AI, the bridge between data and diagnosis

Collecting data builds records. Connecting it saves lives.


AI is beginning to move from the margins of medicine into its operational core.

From chatbots fielding symptom queries to machine learning tools reviewing thousands of medical images, AI is moving from the margins of medicine to its operational core.

A decade ago, artificial intelligence in healthcare was more promise than practice – an idea rooted in predictive models and research pilots, not patient care. However, even then, the data was already accumulating. Across the healthcare industry, information was being generated at a scale few industries could match, from electronic health records and diagnostic scans to insurance claims and pharmacy transactions.

 

It was this data that laid the groundwork for the widespread use of AI in medicine today – the result of years of accumulated health records, diagnostic scans, and behavioral patterns finally being structured, accessed, and interpreted at scale. From chatbots fielding late-night symptom queries to machine learning tools reviewing thousands of medical images in seconds, AI is beginning to move from the margins of medicine into its operational core. Not only because the models are more advanced, but because the data is finally being put to use. 

Some of the most immediate applications are in diagnosis. The US Food and Drug Administration (FDA) has already authorized more than 1,000 AI- and machine learning-enabled medical devices, with over half approved in just the past three years1. Radiology leads the field, with computer-aided detection and diagnosis software experiencing nearly 18% growth during that period. 

Hope, hype, and a missing link: data 

Radiology’s rapid uptake of AI is no surprise. This specialism sits at the intersection of high data volume, diagnostic complexity, and clinical urgency. Radiologists face a constant battle with time and volume, often reviewing hundreds of scans under pressure. It’s a workload that makes the case for assistance, especially from tools that can process information at scale.

AI-powered image recognition can now detect patterns, anomalies, or early disease signals with a level of speed and consistency no human could maintain. Rather than acting alone, these tools operate as a second set of eyes, flagging concerns, reducing errors, and in some cases, prompting earlier interventions.

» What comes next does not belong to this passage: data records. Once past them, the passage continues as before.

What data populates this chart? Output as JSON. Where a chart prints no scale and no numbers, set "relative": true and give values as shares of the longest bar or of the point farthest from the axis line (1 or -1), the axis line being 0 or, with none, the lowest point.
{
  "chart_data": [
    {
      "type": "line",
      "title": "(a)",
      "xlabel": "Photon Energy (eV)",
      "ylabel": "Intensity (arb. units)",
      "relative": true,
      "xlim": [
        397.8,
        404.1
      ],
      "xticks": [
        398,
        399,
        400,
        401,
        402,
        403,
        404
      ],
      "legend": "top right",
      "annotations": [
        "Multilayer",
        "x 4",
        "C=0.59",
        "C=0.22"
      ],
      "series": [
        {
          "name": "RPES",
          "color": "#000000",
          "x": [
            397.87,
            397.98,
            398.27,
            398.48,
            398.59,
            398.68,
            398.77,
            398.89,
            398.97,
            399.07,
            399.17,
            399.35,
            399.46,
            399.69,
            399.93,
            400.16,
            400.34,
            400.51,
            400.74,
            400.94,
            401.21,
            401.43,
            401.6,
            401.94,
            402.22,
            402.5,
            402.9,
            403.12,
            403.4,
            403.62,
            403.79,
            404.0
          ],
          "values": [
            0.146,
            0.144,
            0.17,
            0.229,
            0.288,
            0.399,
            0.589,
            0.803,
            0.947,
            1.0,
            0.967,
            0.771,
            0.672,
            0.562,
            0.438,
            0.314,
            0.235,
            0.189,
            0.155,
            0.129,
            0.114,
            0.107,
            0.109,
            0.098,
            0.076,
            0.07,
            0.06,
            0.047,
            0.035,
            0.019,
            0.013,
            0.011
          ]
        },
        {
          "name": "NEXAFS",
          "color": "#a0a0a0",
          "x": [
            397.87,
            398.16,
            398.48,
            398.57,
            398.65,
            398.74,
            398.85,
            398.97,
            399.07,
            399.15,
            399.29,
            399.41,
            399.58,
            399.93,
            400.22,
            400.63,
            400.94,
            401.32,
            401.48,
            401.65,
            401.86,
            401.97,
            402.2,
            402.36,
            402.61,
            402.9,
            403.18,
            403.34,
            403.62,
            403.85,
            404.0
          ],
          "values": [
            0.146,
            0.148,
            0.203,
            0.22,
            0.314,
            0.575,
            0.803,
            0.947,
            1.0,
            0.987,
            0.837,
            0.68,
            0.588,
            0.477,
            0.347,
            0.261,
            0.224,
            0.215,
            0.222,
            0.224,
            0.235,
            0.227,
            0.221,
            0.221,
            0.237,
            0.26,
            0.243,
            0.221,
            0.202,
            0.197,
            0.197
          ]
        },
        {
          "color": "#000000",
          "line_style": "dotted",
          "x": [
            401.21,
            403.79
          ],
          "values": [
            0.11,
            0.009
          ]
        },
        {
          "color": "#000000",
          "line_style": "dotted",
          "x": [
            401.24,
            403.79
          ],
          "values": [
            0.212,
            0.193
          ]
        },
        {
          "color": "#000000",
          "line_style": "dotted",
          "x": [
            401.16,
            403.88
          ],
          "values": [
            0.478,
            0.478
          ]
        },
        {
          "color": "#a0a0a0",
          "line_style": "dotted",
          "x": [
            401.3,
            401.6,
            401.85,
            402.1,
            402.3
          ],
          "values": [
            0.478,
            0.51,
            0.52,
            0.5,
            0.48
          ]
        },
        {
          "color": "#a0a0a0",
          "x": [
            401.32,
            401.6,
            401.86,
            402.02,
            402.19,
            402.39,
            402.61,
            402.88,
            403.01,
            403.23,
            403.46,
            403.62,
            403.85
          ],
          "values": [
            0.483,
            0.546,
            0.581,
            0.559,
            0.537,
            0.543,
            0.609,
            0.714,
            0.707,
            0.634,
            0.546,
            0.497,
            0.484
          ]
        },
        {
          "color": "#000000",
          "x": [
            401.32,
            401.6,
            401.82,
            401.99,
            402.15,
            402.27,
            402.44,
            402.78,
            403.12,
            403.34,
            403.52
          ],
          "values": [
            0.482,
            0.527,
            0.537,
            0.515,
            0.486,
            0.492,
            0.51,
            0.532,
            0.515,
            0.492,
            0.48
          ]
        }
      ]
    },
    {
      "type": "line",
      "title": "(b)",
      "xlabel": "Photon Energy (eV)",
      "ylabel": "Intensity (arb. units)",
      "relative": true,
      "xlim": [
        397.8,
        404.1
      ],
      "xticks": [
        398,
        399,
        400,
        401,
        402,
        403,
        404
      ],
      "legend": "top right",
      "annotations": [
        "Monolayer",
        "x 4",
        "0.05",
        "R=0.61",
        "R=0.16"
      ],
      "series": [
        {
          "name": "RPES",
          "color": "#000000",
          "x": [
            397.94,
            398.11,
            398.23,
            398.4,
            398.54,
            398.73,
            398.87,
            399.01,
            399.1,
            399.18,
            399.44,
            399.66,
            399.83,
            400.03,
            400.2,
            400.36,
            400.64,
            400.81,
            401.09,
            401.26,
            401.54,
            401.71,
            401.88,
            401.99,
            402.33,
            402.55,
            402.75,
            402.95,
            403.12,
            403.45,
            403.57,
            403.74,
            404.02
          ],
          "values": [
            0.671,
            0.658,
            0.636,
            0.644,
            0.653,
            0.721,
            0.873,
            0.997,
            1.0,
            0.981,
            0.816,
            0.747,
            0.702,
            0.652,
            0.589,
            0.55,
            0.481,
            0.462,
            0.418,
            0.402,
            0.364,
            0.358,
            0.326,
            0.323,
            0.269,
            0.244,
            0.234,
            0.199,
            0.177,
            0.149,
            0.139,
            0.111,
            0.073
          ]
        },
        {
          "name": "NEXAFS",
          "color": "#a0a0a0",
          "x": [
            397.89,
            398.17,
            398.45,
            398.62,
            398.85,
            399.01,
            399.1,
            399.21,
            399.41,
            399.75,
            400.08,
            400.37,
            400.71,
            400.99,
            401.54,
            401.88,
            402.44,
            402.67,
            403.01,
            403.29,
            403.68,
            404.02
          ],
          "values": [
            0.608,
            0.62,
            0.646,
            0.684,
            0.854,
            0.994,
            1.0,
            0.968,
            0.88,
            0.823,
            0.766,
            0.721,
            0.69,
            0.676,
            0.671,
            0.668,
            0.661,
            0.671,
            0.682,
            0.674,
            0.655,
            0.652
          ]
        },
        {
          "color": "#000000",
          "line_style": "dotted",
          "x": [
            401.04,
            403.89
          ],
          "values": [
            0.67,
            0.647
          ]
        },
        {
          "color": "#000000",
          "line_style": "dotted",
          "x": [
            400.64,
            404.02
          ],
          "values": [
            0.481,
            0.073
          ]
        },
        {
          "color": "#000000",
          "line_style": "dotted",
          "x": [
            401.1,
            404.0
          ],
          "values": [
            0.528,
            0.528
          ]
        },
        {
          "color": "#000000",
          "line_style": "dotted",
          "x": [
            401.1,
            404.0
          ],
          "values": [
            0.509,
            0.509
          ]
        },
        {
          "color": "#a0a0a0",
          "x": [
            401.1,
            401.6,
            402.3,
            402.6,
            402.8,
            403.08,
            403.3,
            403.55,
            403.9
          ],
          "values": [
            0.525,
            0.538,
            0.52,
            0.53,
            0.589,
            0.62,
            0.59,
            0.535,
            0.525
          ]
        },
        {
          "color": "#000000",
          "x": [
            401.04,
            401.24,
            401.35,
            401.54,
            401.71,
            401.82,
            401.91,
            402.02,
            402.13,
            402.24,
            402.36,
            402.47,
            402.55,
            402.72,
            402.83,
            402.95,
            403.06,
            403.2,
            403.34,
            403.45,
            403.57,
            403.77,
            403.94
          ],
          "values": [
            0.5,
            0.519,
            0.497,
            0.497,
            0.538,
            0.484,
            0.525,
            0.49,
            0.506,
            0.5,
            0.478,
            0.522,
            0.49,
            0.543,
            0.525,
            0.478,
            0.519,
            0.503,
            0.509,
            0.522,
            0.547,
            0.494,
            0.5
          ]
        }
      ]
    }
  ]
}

This isn’t the only way AI is becoming a learning partner. Over time, the tools themselves can adapt. As clinicians use AI-assisted platforms to make decisions or review information, their inputs refine the algorithms. In this way, the tools evolve alongside the professionals who use them, not just informing decisions but learning from them.

For patients, the effects of AI are increasingly visible at the front door of the healthcare system. In regions with clinician shortages or high out-of-pocket costs, chatbots and symptom checkers are becoming the first point of contact. AI promises immediacy, anonymity, and accessibility – qualities especially valued by younger, digitally-native populations. 

However, the usefulness of tools depends entirely on the quality of their underlying data. 

And that’s where the optimism meets its limits. 

Healthcare may generate more than two zettabytes of data each year2, but the vast majority remains untapped, locked in incompatible systems, missing key demographic details, or simply never analyzed.

“Personalized medicine results from integrating large amounts of diverse data types from a wide range of sources, going beyond solely the hospital or lab.”

Allison Dupuy, Senior Partner and Americas Head of Healthcare & Life Sciences

The data gap standing between promise and practice

No AI system can outperform the information it’s built on. If training data underrepresents certain groups, omits key variables, or reflects historical biases, the outputs will replicate those flaws. In healthcare, this isn't a technical glitch, it's a real-world risk. From diagnostic tools trained on homogenous populations to decision-support systems fed incomplete records, the risk of biased or misleading guidance is significant. Addressing this challenge requires not just better data, but deliberate efforts to detect and correct systemic blind spots.

Still, the potential remains compelling, especially when data is treated not just as a record of what happened, but as a resource for what could be anticipated. Imagine a system that draws not only on peer-reviewed studies, but on real-time hospital activity, anonymized electronic health records, and personal data from wearable devices. Imagine that same system learning over time how an individual patient responds to treatment, what symptoms they report, how often they miss appointments. The result could be a healthcare experience that feels less reactive and more personalized, shifting the focus from treatment to prevention.

 

As tools evolve, so must responsibility 

The narrative around AI in healthcare has too often focused on displacement and what machines might do instead of humans. But in practice, the most meaningful impact is happening through augmentation. This distinction matters: AI is beginning to act as an extension of clinical judgment, not a substitute for it, enhancing rather than replacing the role of the physician.

Rather than science fiction, it’s a future that depends on careful regulation, ethical design, and collaboration between technologists and medical professionals. Guardrails will matter. So will transparency. Because while AI can help physicians work faster, see more, and miss less, it cannot take responsibility for outcomes. That still rests with the humans in the room.